Balanced superannuation funds returned -9 per cent in March but bounced back in April by 3 per cent, according to the latest research by Frontier Advisors.
Based on SuperRatings’ SR50 Balanced Index performance, Frontier Advisors analysed the effect of the market volatility on superannuation funds and which funds achieved good relative performance both when the markets were strong and in more volatile periods.
The top 10 balanced option performers last year earned over 15 per cent and include UniSuper, AustralianSuper, Australian Ethical, smartMonday, AMP SD Bus, Mercy Super, IOOF, LGIASuper, First State Super and Mercer Super Trust.
David Carruthers principal consultant at Frontier Advisors says: “The performance of the highest returning funds for 2019 was mixed in the March quarter of this year. They averaged a return of -10.4 per cent for the three months, no better than the average fund – highlighting the danger of choosing a fund based on short term performance.”
The funds with higher allocations to growth assets did well during 2019, poorly in the March quarter and then well in April. Only UniSuper and smartMonday remain in the top 10 performers after the correction.
UniSuper ranked first last year returning 18.4 per cent and then dropped to 40th position, returning -12.1 per cent but then jumped back up to first place with 5.7 per cent in April.
smartMonday was in the fourth position in 2019 returning 16.4 per cent then dropped down the ranks to 47, returning -13.9 per cent. It now stands at fourth position again, returning 4.7 per cent in April.
“Similarly, those funds which had less risk will have struggled in 2019, performed well in the March quarter and then lagged again in April,” Carruthers says.
LGIA returned 15.9 per cent in 2019, ranking eighth. In March it returned -8.5 per cent and jumped up a rank to seven but in April slipped down to 45, returning 1.4 per cent.

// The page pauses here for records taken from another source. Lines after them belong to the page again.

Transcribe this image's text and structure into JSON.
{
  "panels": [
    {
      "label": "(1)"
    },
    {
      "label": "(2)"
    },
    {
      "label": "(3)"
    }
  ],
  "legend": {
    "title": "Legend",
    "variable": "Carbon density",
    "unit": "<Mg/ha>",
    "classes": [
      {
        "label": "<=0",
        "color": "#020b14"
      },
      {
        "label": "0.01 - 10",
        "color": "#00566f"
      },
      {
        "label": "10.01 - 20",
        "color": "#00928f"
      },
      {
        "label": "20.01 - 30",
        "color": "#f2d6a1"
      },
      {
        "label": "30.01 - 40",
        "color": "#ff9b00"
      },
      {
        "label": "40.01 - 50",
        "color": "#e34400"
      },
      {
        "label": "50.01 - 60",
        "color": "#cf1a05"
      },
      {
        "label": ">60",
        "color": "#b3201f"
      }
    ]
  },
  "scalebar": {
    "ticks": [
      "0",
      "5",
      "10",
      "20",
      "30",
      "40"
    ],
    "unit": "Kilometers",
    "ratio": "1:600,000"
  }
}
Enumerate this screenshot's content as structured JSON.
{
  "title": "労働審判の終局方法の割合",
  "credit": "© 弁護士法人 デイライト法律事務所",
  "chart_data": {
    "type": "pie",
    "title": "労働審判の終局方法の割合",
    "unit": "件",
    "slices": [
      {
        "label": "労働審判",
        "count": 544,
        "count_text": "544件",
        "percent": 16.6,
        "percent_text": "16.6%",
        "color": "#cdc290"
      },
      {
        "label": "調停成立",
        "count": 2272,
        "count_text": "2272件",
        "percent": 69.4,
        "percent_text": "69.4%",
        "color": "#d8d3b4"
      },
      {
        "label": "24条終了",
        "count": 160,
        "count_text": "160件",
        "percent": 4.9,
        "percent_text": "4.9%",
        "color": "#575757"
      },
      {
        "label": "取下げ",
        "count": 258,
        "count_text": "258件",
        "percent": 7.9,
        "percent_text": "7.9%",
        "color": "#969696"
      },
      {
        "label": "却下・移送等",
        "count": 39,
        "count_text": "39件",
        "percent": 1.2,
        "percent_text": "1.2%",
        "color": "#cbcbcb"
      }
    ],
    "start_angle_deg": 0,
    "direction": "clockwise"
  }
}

First State Super returned 15.8 per cent in 2018 and was in the seventh position. It dropped to eighth in March, returning -8.8 per cent and is now at 43rd position returning 2.3 per cent in April.
None of the top 10 funds was above median over all three periods – Cbus was the only fund in SuperRatings SR50 balanced universe which managed to achieve that outcome.
Frontier Advisor data, which does not name the funds, found that most funds, perhaps outperformed in one period and then not the other.
Over a longer-term, 40 per cent of funds outperform in up markets and underperform in down markets whereas 33 per cent of funds underperform in up markets and outperform in down markets.
“Being higher risk or lower risk is neither a sign of a “good” nor a “bad” fund by itself. It may be that the fund has explicitly taken this approach in response to the demographics of its membership.
“Again, it is noteworthy that there are few funds which outperform in both up and down markets. Fortunately, there are no funds which consistently underperform in both market conditions,” Carruthers says.